Trolling has been the most reliable way to produce fish ranging from runts to cows. Playing the percentages, captains that have their choice gear in the water as the sun is breaking the horizon have the best chance at scoring before fish push out past the three-mile line. There are days that fish remain close to the beach, but far too many outings see the birds, bait and bass exit nearshore waters very early making a dawn run essential.

Anglers dragging their trusty mojos or umbrella rigs at different depths in the water column are likely to succeed as the tactic is deadly-successful. Several heavy mojos down near the bottom with other tandems running mid column create a spread that is hard to beat. Bluewater Candy Lures out of North Carolina has been making effective mojos for over twenty years that can be depended upon for proven results. Productive local options are made by Sterling Tackle and Tony Maja Products for those looking to buy from New Jersey fishing companies.  Speaking of which, try adding a couple Maja #4 spoons to any mojo spread really creates a delectable spread of lures for bass to choose from. Fishermen can troll with confidence knowing they have all the right gear deployed.

striper girl
When November weather keeps you inside, the back country waters of South Jersey offer plenty of options for finding calm water and good fishing.

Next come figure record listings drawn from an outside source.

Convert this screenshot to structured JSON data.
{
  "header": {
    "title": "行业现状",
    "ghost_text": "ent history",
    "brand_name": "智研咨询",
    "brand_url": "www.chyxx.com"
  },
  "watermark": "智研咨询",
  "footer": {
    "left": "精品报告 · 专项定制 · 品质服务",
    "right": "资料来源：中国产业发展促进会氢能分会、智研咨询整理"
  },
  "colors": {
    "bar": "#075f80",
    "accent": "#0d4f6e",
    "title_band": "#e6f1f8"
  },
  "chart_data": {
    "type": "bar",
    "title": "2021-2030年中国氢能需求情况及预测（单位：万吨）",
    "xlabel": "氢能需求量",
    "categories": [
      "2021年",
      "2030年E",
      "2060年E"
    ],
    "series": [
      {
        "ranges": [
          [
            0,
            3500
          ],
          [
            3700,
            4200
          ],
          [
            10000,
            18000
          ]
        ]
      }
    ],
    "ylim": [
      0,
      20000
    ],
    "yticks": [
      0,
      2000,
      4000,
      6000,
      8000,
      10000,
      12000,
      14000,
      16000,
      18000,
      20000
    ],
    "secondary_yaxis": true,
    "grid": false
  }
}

It’s prudent for anglers to obtain a full live well of menhaden if livelining opportunities present themselves. Often, when trolling 2 to 3 miles off the beach, striped bass marks will become evident on the sounder. When this happens, come off the troll and drop live baits on their marks. When the marks dry up, fishermen should bring in the lines and repeat the process of searching for more clusters of marks.

When stripers erupt on the surface, there’s nothing quite as effective as tossing Tsunami swim shads that are the size of adult bunker. The large paddle tails tossed into the melee will produce fish that bite and fish that follow. Offshore eruptions are also an opportunity for fisherman to break out oversized poppers that imitate bunker or herring. Cotton Cordell and Guide’s Secret pencil poppers are stalwart choices. When the action begins to drop out, skippers that go back on the troll will pick off a few more fish before everything completely breaks up and the bite dies.

South Jersey anglers that have been waiting their turn in line are about to get their ride on the striped bass, migration train.  Where, how and the strategy each fisherman chooses is up to them, but rest assured, those choices will be there in November.